COMS W4115
Programming Languages and Translators
Lecture 5: Implementing a Lexical Analyzer
February 4, 2015

Outline

Variants of finite automata are commonly used to match regular expression patterns. This lecture summarizes the relevant results linking finite automata and regular expressions usually covered in computer science theory courses.
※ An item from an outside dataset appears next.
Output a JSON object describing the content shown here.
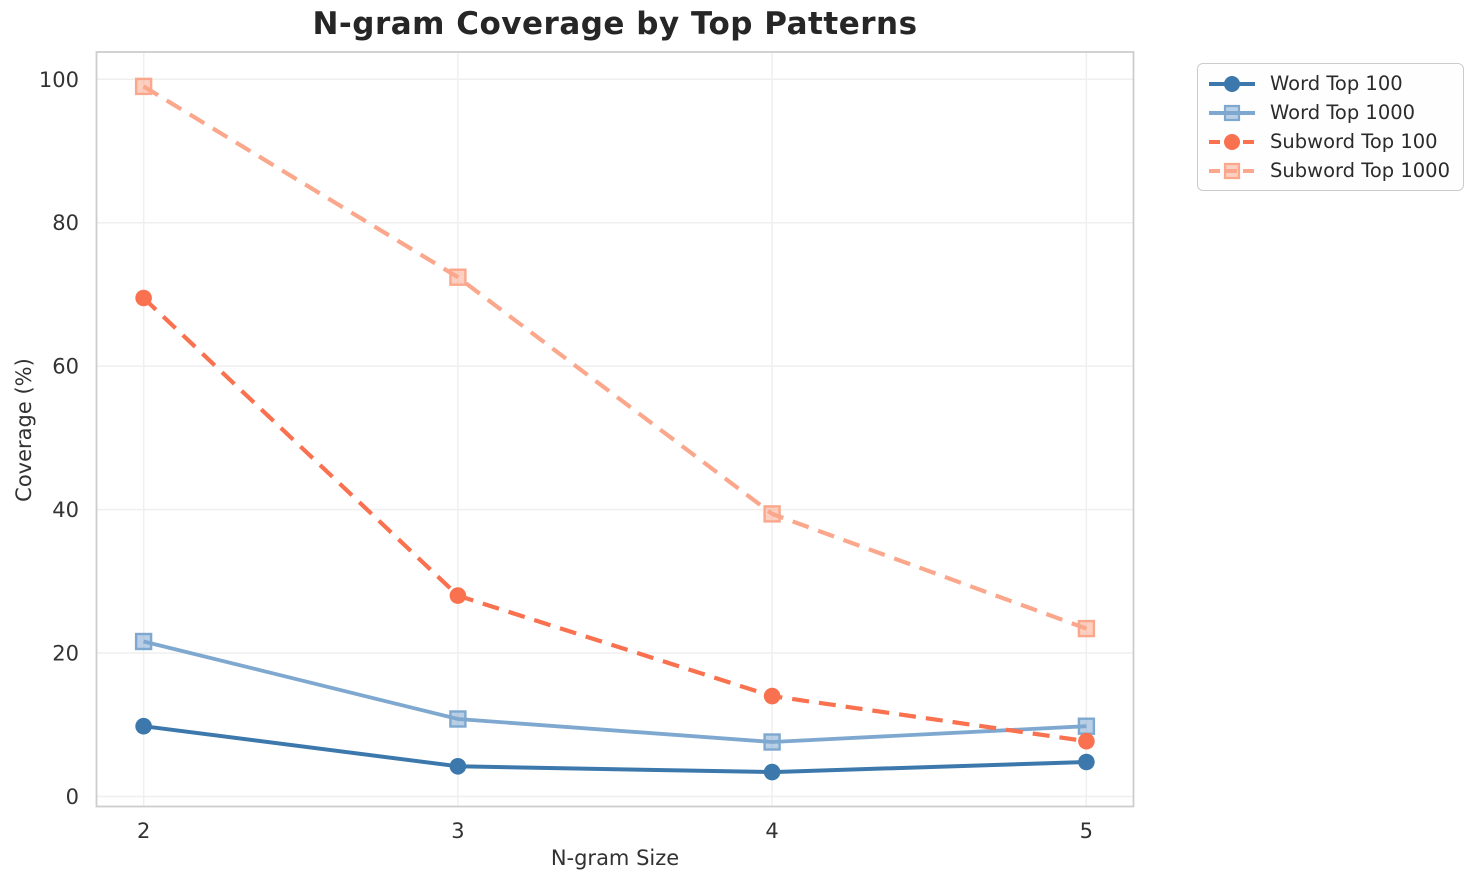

Of particular relevance to the implementation of lexers are the algorithms that use deterministic and nondeterministic finite automata to match regular expression patterns.
A nondeterministic finite automaton (NFA) consists of

A finite set of states S.
An input alphabet consisting of a finite set of symbols Σ.
A transition function δ that maps S × (Σ ∪ {ε}) to subsets of S. This transition function can be represented by a transition graph in which the nodes are labeled by states and there is a directed edge labeled a from node w to node v if δ(w, a) contains v.
An initial state s₀ in S.
F, a subset of S, called the final (or accepting) states.

An NFA accepts an input string x iff there is a path in the transition graph from the initial state to a final state that spells out x.
The language defined by an NFA is the set of strings accepted by the NFA.
A deterministic finite automaton (DFA) is an NFA in which

There are no ε moves, and
For each state s and input symbol a there is exactly one transition out of s labeled a.

Every NFA can be converted to an equivalent DFA using the subset construction (Algorithm 3.20, ALSU, pp. 153-154).
Every DFA can be converted into an equivalent minimum-state DFA Using Algorithm 3.39, ALSU, pp. 181-183. All equivalent minimum-state DFAs are isomorphic up to state renaming.

Regular expressions and finite automata define the same class of languages, namely the regular sets.
Every regular expression can be converted into an equivalent NFA using the McNaughton-Yamada-Thompson algorithm (Algorithm 3.23, ALSU, pp. 159-161).
Every finite automaton can be converted into a regular expression using Kleene's algorithm.

The pumping lemma allows us to prove certain languages, like { aⁿbⁿ | n ≥ 0 }, are not regular.
The pumping lemma. If L is a regular language, then there exists a constant n associated with L such that for every string w in L where |w| ≥ n, we can partition w into three strings xyz (i.e., w = xyz) such that
- y is not the empty string,
- the length of xy is less than or equal to n, and
- for all k ≥ 0, the string xy^kz is in L.

Given a regular expression r and a string w, it is decidable whether r matches w.
Give a finite automaton A, it is decidable whether L(A) is empty.
Given two finite automata A and B, it is decidable whether L(A) = L(B).

Construct a deterministic finite automaton that will recognize all strings of 0's and 1's representing integers that are divisible by 3. Assume the empty string represents 0.
Use the McNaughton-Yamada-Thompson algorithm to convert the regular expression a(a|b)*a into a nondeterministic finite automaton.
Convert the NFA of (3) into a DFA.
Minimize the number of states in the DFA of (4).

ALSU Chapter 3, all sections except 3.9.
Russ Cox's article Regular Expression Matching Can Be Simple and Fast (but is slow in Java, Perl, PHP, Python, Ruby, ...) has a good historical account on the evolution of regular expression matching programs.